9. The Respondent has given evidence that he now intends to follow his doctor’s advice, cut his work by half for the next two or three years and then retire altogether. Mr. Brady S.C., on behalf of the Respondent has urged me to take these expressed intentions into account in assessing the maintenance payments to be made by the Respondent. I am far from convinced that the Respondent will in fact fulfil these intentions, at least in the time span which he suggests. I do, however, accept Mr. Brady’s point that a very high maintenance might effectively prevent the Respondent from cutting down on his work or retiring, and I certainly intend to take that matter into account.

10. There has to be a substantial lump sum payment to the Applicant. She must be able to purchase a house which is large enough to allow her to have the youngest child continue to live with her, and to be able to take in a lodger. I also have to take into account that within a few years the maintenance payments will undoubtedly be reduced, even though that may not come as quickly as the Respondent suggests. The Respondent’s admitted assets, excluding the business account, amount to £732,500 and I am going to order that he pay the Applicant a lump sum of £425,000. As this sum must primarily come out of the sale of the family home, and it is agreed that the family home should not be put up for sale until at least the beginning of February, I will direct that the lump sum is to be paid within fourteen days of the completion of the sale of the family home or by 14th April 2000, which ever is the earlier. I will also direct that the amount is based on the net proceeds of sale of the family home being £550,000, after payment of legal, auctioneering and advertising fees, and that the lump sum shall be varied upwards or downwards by fifty per cent of the sum by which the actual net proceeds are greater or less than £550,000. This sum takes into account the fact that both the family home and the Spanish property are in joint names and includes any share to which the Applicant may be beneficially entitled in such properties. I will make whatever Order is necessary to vest the Spanish property beneficially in the Respondent solely.

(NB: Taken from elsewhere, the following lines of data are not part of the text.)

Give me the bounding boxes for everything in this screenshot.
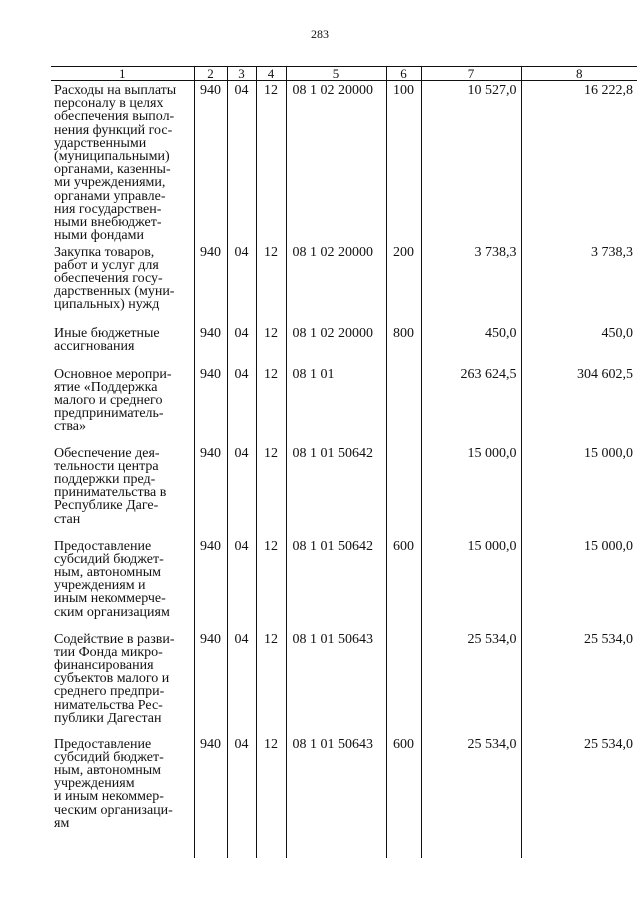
row-col-4: 12 xyxy=(256,537,286,630)
row-col-6: 600 xyxy=(386,537,421,630)
row-col-6: 200 xyxy=(386,243,421,324)
table-row xyxy=(51,365,637,444)
header-row xyxy=(51,67,637,81)
budget-table xyxy=(51,66,637,858)
header-col-8: 8 xyxy=(521,67,637,81)
row-col-5: 08 1 01 xyxy=(286,365,386,444)
table-body xyxy=(51,81,637,858)
header-col-2: 2 xyxy=(194,67,227,81)
row-col-6 xyxy=(386,444,421,537)
row-col-3: 04 xyxy=(227,444,256,537)
row-col-2: 940 xyxy=(194,81,227,243)
row-col-8: 304 602,5 xyxy=(521,365,637,444)
row-name: Иные бюджетные ассигнования xyxy=(54,325,160,354)
row-col-8: 25 534,0 xyxy=(521,735,637,858)
row-col-3: 04 xyxy=(227,735,256,858)
row-col-7: 25 534,0 xyxy=(421,735,521,858)
row-col-8: 450,0 xyxy=(521,324,637,365)
row-col-3: 04 xyxy=(227,365,256,444)
row-col-8: 25 534,0 xyxy=(521,630,637,735)
row-col-4: 12 xyxy=(256,630,286,735)
header-col-7: 7 xyxy=(421,67,521,81)
row-col-7: 15 000,0 xyxy=(421,537,521,630)
header-col-6: 6 xyxy=(386,67,421,81)
row-col-2: 940 xyxy=(194,630,227,735)
row-name: Содействие в разви- тии Фонда микро- финансирования субъектов малого и среднего предпри- нимательства Рес- публики Дагестан xyxy=(54,631,175,726)
row-col-2: 940 xyxy=(194,537,227,630)
row-col-5: 08 1 02 20000 xyxy=(286,324,386,365)
row-col-7: 10 527,0 xyxy=(421,81,521,243)
row-col-6: 100 xyxy=(386,81,421,243)
row-col-3: 04 xyxy=(227,81,256,243)
row-col-7: 25 534,0 xyxy=(421,630,521,735)
row-col-6: 600 xyxy=(386,735,421,858)
page-number: 283 xyxy=(311,27,329,41)
row-col-3: 04 xyxy=(227,324,256,365)
row-col-2: 940 xyxy=(194,243,227,324)
row-col-7: 263 624,5 xyxy=(421,365,521,444)
row-col-2: 940 xyxy=(194,444,227,537)
row-col-5: 08 1 01 50642 xyxy=(286,444,386,537)
table-row xyxy=(51,444,637,537)
row-col-5: 08 1 02 20000 xyxy=(286,243,386,324)
row-col-6 xyxy=(386,365,421,444)
row-col-5: 08 1 01 50643 xyxy=(286,630,386,735)
table-row xyxy=(51,81,637,243)
table-row xyxy=(51,537,637,630)
table-row xyxy=(51,243,637,324)
table-row xyxy=(51,324,637,365)
row-col-3: 04 xyxy=(227,537,256,630)
row-name: Предоставление субсидий бюджет- ным, автономным учреждениям и иным некоммер- ческим организаци- ям xyxy=(54,736,173,831)
row-col-7: 15 000,0 xyxy=(421,444,521,537)
table-row xyxy=(51,630,637,735)
row-col-7: 450,0 xyxy=(421,324,521,365)
header-col-4: 4 xyxy=(256,67,286,81)
row-name: Предоставление субсидий бюджет- ным, автономным учреждениям и иным некоммерче- ским организациям xyxy=(54,538,170,620)
row-col-8: 15 000,0 xyxy=(521,537,637,630)
row-col-3: 04 xyxy=(227,243,256,324)
row-col-4: 12 xyxy=(256,243,286,324)
row-name: Расходы на выплаты персоналу в целях обеспечения выпол- нения функций гос- ударственными (муниципальными) органами, казенны- ми учреждениями, органами управле- ния государствен- ными внебюджет- ными фондами xyxy=(54,83,177,244)
row-col-5: 08 1 01 50642 xyxy=(286,537,386,630)
row-col-2: 940 xyxy=(194,365,227,444)
budget-table-container xyxy=(51,66,637,853)
row-col-6: 800 xyxy=(386,324,421,365)
header-col-1: 1 xyxy=(51,67,194,81)
row-col-4: 12 xyxy=(256,365,286,444)
row-name: Закупка товаров, работ и услуг для обеспечения госу- дарственных (муни- ципальных) нужд xyxy=(54,244,175,313)
header-col-3: 3 xyxy=(227,67,256,81)
row-col-7: 3 738,3 xyxy=(421,243,521,324)
row-col-2: 940 xyxy=(194,324,227,365)
table-row xyxy=(51,735,637,858)
row-name: Обеспечение дея- тельности центра поддержки пред- принимательства в Республике Даге- стан xyxy=(54,445,167,527)
table-header xyxy=(51,67,637,81)
row-col-8: 16 222,8 xyxy=(521,81,637,243)
header-col-5: 5 xyxy=(286,67,386,81)
row-col-4: 12 xyxy=(256,735,286,858)
row-col-2: 940 xyxy=(194,735,227,858)
row-col-8: 15 000,0 xyxy=(521,444,637,537)
row-col-4: 12 xyxy=(256,444,286,537)
row-col-6 xyxy=(386,630,421,735)
row-name: Основное меропри- ятие «Поддержка малого и среднего предприниматель- ства» xyxy=(54,366,172,435)
row-col-3: 04 xyxy=(227,630,256,735)
row-col-4: 12 xyxy=(256,324,286,365)
row-col-8: 3 738,3 xyxy=(521,243,637,324)
row-col-4: 12 xyxy=(256,81,286,243)
row-col-5: 08 1 01 50643 xyxy=(286,735,386,858)
row-col-5: 08 1 02 20000 xyxy=(286,81,386,243)
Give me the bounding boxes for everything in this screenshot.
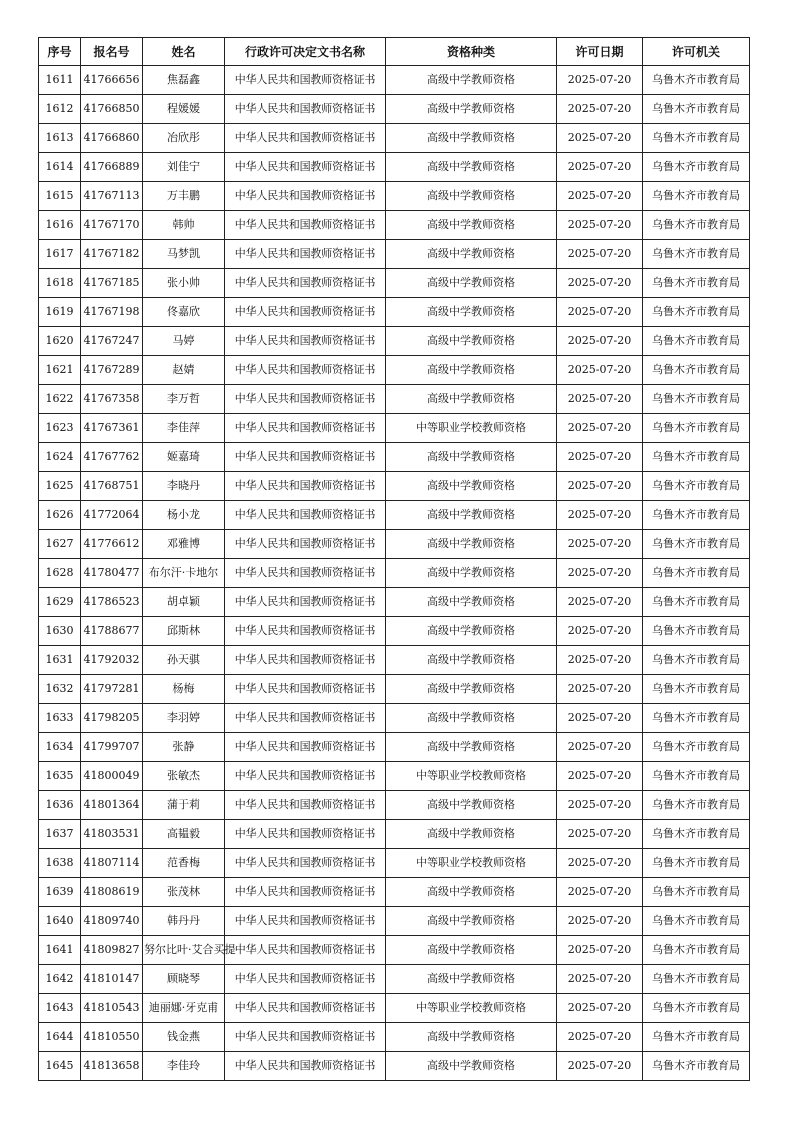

11. With regard to periodic maintenance payments, I will direct that the Respondent pay to the Applicant £300 per week for her own maintenance and a further sum of £50 per week for maintenance of the Applicant’s daughter until she attains 23 years of age. Obviously if the Respondent retires or seriously reduces his income, he may apply for a review of these periodic payments.

12. The Respondent has also made some comparatively small pension provisions which have not yet matured, and it is agreed that there should be a Pension Adjustment Order under Section 12 of the Family Law Act, 1995 entitling the Applicant to fifty per cent of such pension as may be payable. It has further been agreed that there should be no Order excluding Succession Act rights.

13. I will discuss the exact form of the Order and any ancillary relief required with Counsel for the parties.